Methods

 •  2 min. read  •  grade level: 7
They Cost, but They Pay.
The California State Automobile Association has been looking into the actual value of good roads. It got a university professor and the State highway engineer to measure the pull required to move, on different kinds of roads, a standard farm wagon with a load of 6,000 pounds. Sometimes horses did the pulling, sometimes an automobile truck.
On un-surfaced concrete roads the needed pull was only from 27 to 30 pounds per ton of load; on surfaced concrete, 50 pounds; on macadam, 65 pounds; on good gravel roads, from 65 to 82 pounds; on earth roads with an inch and a half of loose dust, 92 pounds; on a muddy earth road, 218 pounds; and on loose gravel, 263 pounds.
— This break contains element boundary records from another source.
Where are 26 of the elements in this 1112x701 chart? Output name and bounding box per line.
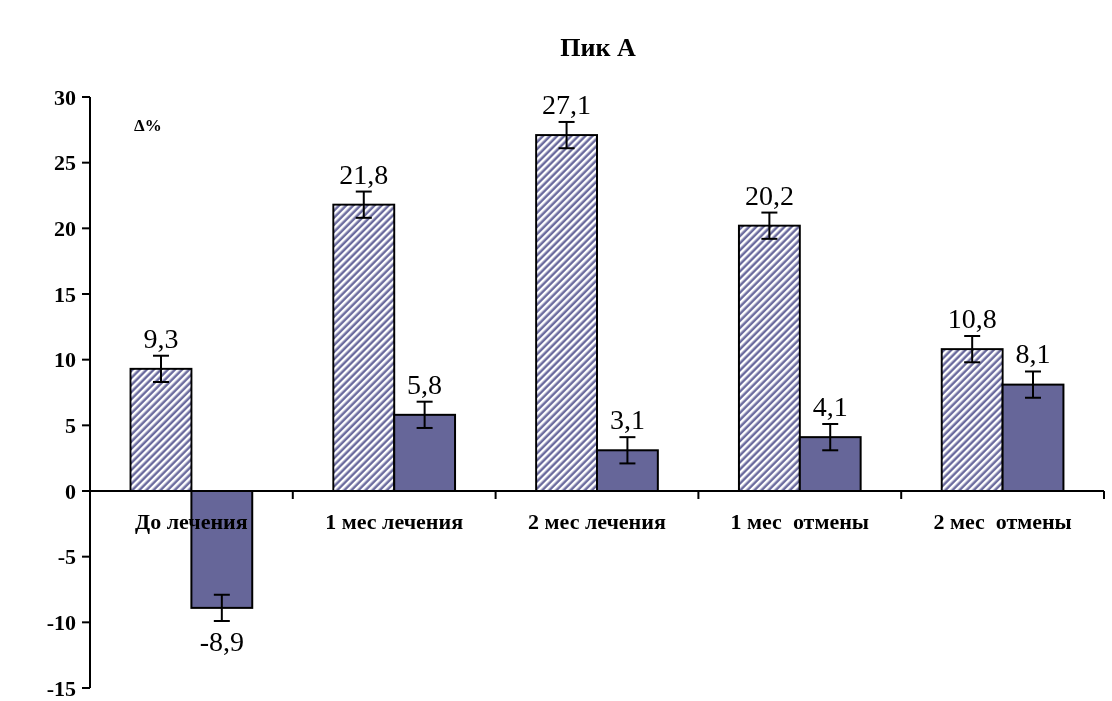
- y-tick-label: 5: [65, 413, 76, 439]
- y-tick-label: 30: [54, 84, 76, 110]
- y-tick-label: -15: [46, 675, 76, 701]
- y-tick-label: 25: [54, 150, 76, 176]
- x-tick-label: 2 мес лечения: [528, 509, 666, 534]
- y-axis-title: Δ%: [134, 116, 162, 135]
- data-label: 8,1: [1015, 338, 1051, 370]
- data-label: 5,8: [407, 368, 443, 400]
- x-tick-label: 2 мес отмены: [933, 509, 1072, 534]
- data-label: 10,8: [947, 303, 997, 335]
- y-tick-label: 15: [54, 281, 76, 307]
- y-tick-label: 20: [54, 216, 76, 242]
- data-label: 27,1: [542, 88, 592, 120]
- data-label: 20,2: [744, 179, 794, 211]
- chart-title: Пик А: [560, 33, 636, 62]
- data-label: -8,9: [199, 626, 244, 658]
- data-label: 9,3: [143, 322, 179, 354]
- data-label: 4,1: [812, 391, 848, 423]
- x-tick-label: 1 мес отмены: [730, 509, 869, 534]
- y-tick-label: 10: [54, 347, 76, 373]
- y-tick-label: -5: [57, 544, 76, 570]
- data-label: 3,1: [609, 404, 645, 436]
- y-tick-label: 0: [65, 478, 76, 504]
- x-tick-label: 1 мес лечения: [325, 509, 464, 534]
- y-tick-label: -10: [46, 610, 76, 636]
- data-label: 21,8: [339, 158, 389, 190]
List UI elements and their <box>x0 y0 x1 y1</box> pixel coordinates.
Thus the farmers who must do their hauling over the poorest type of roads have to use and pay for about ten times as much energy as the farmers who have access to roads of the best type. The same is true of all users of horses and carriages and of automobiles. The figures ought to convince all tax-payers that it pays to build and maintain good roads, in spite of their admittedly high cost.
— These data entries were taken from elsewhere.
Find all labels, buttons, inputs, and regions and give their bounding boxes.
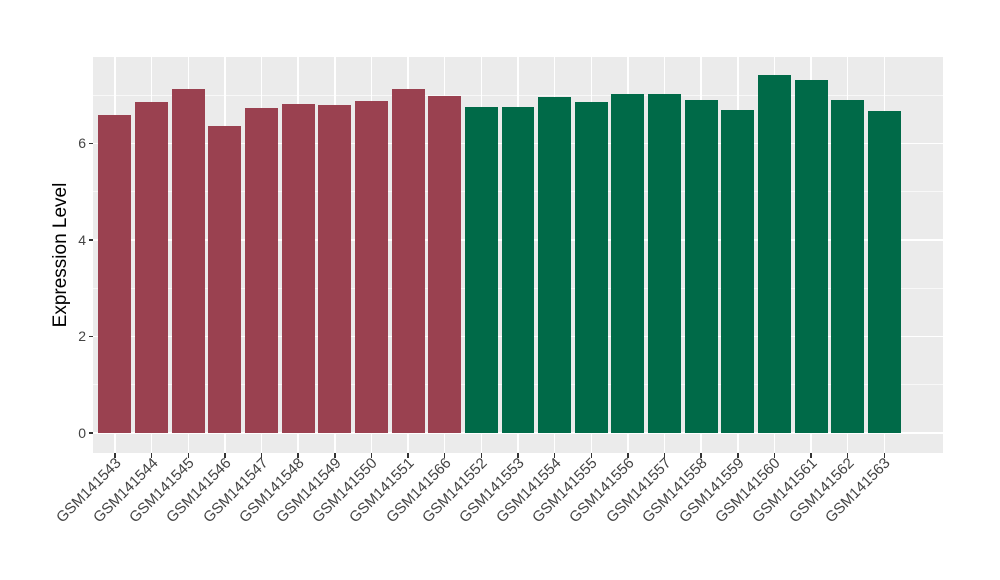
- bar-GSM141556: [611, 93, 645, 433]
- bar-GSM141552: [464, 107, 498, 433]
- bar-GSM141557: [648, 94, 682, 433]
- bar-GSM141554: [538, 96, 572, 433]
- x-tick-mark: [297, 453, 299, 458]
- bar-GSM141551: [391, 89, 425, 433]
- bar-GSM141558: [684, 100, 718, 433]
- bar-GSM141545: [171, 88, 205, 433]
- y-tick-mark: [88, 239, 93, 241]
- bar-GSM141547: [245, 108, 279, 433]
- x-tick-mark: [370, 453, 373, 458]
- x-tick-mark: [627, 453, 629, 458]
- x-tick-mark: [737, 453, 739, 458]
- x-tick-mark: [590, 453, 593, 458]
- bar-GSM141561: [794, 79, 828, 433]
- x-tick-mark: [260, 453, 263, 458]
- y-tick-mark: [88, 335, 93, 338]
- bar-GSM141562: [831, 100, 865, 433]
- x-tick-mark: [443, 453, 446, 458]
- x-tick-mark: [810, 453, 812, 458]
- bar-GSM141555: [574, 102, 608, 433]
- bar-GSM141543: [98, 115, 132, 433]
- bar-GSM141550: [354, 101, 388, 433]
- x-tick-mark: [114, 453, 116, 458]
- x-tick-mark: [553, 453, 556, 458]
- bar-GSM141559: [721, 110, 755, 433]
- x-tick-mark: [773, 453, 776, 458]
- y-axis-title: Expression Level: [50, 182, 71, 328]
- bar-GSM141548: [281, 104, 315, 433]
- y-tick-label: 0: [78, 425, 86, 441]
- x-tick-mark: [480, 453, 483, 458]
- y-tick-label: 2: [78, 328, 86, 345]
- bar-GSM141549: [318, 104, 352, 433]
- x-tick-mark: [663, 453, 666, 458]
- bar-GSM141544: [135, 102, 169, 433]
- bar-GSM141560: [757, 74, 791, 433]
- y-tick-mark: [88, 142, 93, 145]
- bar-GSM141546: [208, 126, 242, 433]
- y-tick-label: 6: [78, 135, 86, 152]
- x-tick-mark: [700, 453, 702, 458]
- x-tick-mark: [846, 453, 849, 458]
- y-tick-mark: [88, 432, 93, 434]
- x-tick-mark: [187, 453, 189, 458]
- horizontal-major-gridline: [93, 432, 943, 434]
- x-tick-mark: [334, 453, 336, 458]
- x-tick-mark: [883, 453, 886, 458]
- y-tick-label: 4: [78, 231, 86, 248]
- x-tick-mark: [224, 453, 226, 458]
- horizontal-minor-gridline: [93, 94, 943, 96]
- bar-GSM141563: [867, 110, 901, 433]
- x-tick-mark: [150, 453, 153, 458]
- x-tick-mark: [517, 453, 519, 458]
- x-tick-mark: [407, 453, 409, 458]
- bar-GSM141553: [501, 106, 535, 433]
- bar-GSM141566: [428, 96, 462, 433]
Now a method is a road. "Method" comes from the Greek word which means road. A method is the highway over which our activity passes.
We are likely to think that any method is good enough, provided it "gets there," provided it reaches the desired terminus. But there are methods and methods, just as there are roads and roads; and it is far from immaterial to a worker whether he chooses a method that means an expenditure of 27 pounds of energy or an expenditure of no pounds.
There is a short way to do everything, and a long way; there is an easy way and a hard way; there is a way that brings permanent results, and a way that gives only temporary results; in everything there is a concrete method and a loose-gravel Method, and you can take your choice. If you choose the wrong method, do not complain of big expenses and a small account in the bank of life.